Division is the first weakness of the opponents and victims of the Islamic terrorists. Understanding them early and taking positions is usually the best defence. In Nigeria, this is hardly the case.
Saving Benue
Back to Benue, my Benue! The war at hand is heavy. This one is bigger. When the killers enter Makurdi, they cause segregation; Fulani, Hausa on one side; Tiv and all others on the other side. The ordinary Benue man thinks the killers are not afraid. It is believed that they take off from Nasarrawa and enter Agatu route and to Kyena and Torkura communities in the Benue side. They overrun Lokobi and Guma, up to the fringes of Makurdi the state capital. In many instances, they move in over 250 motor bikes and carry up to four persons each with ak-47s.
The day they were encountered, the security agencies seized over 200 motor bikes. The ordinary man thinks there were no arrests but bikes, wondering what happened to the owners of the bikes. The killers were said to be celebrating their successes when the security agencies arrived. This fuels a conspiracy theory in the minds of the ordinary Benue people. In fact, they mentioned genocide. Makurdi shut down last the other Friday and the following Monday. That is the new Makurdi, the capital in panic; the city where run breaks out any time; mothers go looking for their kids at school.
The attack in Okpokwu and death of between 26 and 40 persons, an Idoma enclave, is still a surprise to many. Many wonder if the Fulani now want to take on their former traditional ally. The elders said in a press conference they did not believe the FG had plans to protect them. This may show that the ISWA is the one at work, not just Fulani. Besides, we would need 198 million people to protect a populace of 198 million.
Way forward?
The ordinary Benue person sees no way forward, but only a way backward. They look forward to when herdsmen carried only sticks and sometimes knives. They say so because, they would tell you that the government was helpless. They even hope for change of government, just as they hoped in 2015. Only few persons point to the fact that the herdsmen menace defies such hopes and goes beyond regime change because it is older than the regime and deeper than those we think are the issue. On the other hand, if herdsmen now carry guns, could they be reacting to something we do not know; threat, attacks on them and their docile flock?
A section from the intellectual side fears that the Dino Melaye syndrome was possible in Benue State. Thus, they fear that any important Benue man that takes up the matter could be framed up and broken up, just like Melaye. That, too, seems to be a dangerous logic, borne out by political thinking only.

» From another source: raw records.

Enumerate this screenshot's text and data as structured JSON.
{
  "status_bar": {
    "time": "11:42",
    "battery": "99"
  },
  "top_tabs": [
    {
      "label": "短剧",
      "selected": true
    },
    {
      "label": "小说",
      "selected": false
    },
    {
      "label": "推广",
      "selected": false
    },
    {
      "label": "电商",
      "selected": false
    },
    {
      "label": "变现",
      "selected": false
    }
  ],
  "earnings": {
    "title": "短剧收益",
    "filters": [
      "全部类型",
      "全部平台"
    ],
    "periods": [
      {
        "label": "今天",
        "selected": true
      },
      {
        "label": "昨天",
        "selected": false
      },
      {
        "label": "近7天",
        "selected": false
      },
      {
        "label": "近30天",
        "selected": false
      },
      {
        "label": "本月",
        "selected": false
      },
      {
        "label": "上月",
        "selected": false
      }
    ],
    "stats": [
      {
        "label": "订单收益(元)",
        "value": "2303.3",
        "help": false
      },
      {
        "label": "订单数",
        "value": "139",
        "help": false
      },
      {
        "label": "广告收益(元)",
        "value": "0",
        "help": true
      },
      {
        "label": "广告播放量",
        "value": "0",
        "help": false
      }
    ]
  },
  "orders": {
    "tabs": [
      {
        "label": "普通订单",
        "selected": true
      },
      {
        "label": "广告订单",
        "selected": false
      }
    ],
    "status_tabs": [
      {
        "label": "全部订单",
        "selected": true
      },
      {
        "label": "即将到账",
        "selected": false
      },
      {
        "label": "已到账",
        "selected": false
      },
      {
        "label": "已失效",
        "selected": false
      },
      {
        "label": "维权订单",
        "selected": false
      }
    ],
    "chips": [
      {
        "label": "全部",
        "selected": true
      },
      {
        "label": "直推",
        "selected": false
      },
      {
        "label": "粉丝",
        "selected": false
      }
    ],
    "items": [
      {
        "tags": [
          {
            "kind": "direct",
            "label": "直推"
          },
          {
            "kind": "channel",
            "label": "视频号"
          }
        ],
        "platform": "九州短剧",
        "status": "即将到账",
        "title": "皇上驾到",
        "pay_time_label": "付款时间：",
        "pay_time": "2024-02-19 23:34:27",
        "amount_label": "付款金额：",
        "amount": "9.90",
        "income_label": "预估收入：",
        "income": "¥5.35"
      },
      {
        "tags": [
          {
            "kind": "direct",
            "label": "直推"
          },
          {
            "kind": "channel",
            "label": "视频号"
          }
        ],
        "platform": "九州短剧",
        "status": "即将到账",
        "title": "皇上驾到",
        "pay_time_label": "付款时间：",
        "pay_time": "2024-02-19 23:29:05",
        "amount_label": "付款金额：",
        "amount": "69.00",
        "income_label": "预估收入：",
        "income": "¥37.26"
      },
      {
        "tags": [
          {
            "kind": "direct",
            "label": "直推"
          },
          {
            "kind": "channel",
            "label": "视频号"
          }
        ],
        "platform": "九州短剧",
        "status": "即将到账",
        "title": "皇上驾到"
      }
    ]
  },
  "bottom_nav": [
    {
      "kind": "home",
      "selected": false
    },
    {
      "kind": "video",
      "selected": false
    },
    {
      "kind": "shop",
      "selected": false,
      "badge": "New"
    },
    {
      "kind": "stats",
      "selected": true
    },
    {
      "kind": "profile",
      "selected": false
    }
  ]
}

This article is on the mindset of the ordinary people in the state, not a news report of incidents that would require official reactions and clarifications. This commentary is expected to educate the officialdom on the real thinking of the ordinary people so the government could address their fears. Ignoring these fears (not facts) would be to the peril of this country because history shows what happened once when this region’s mass violence was ignored or mismanaged.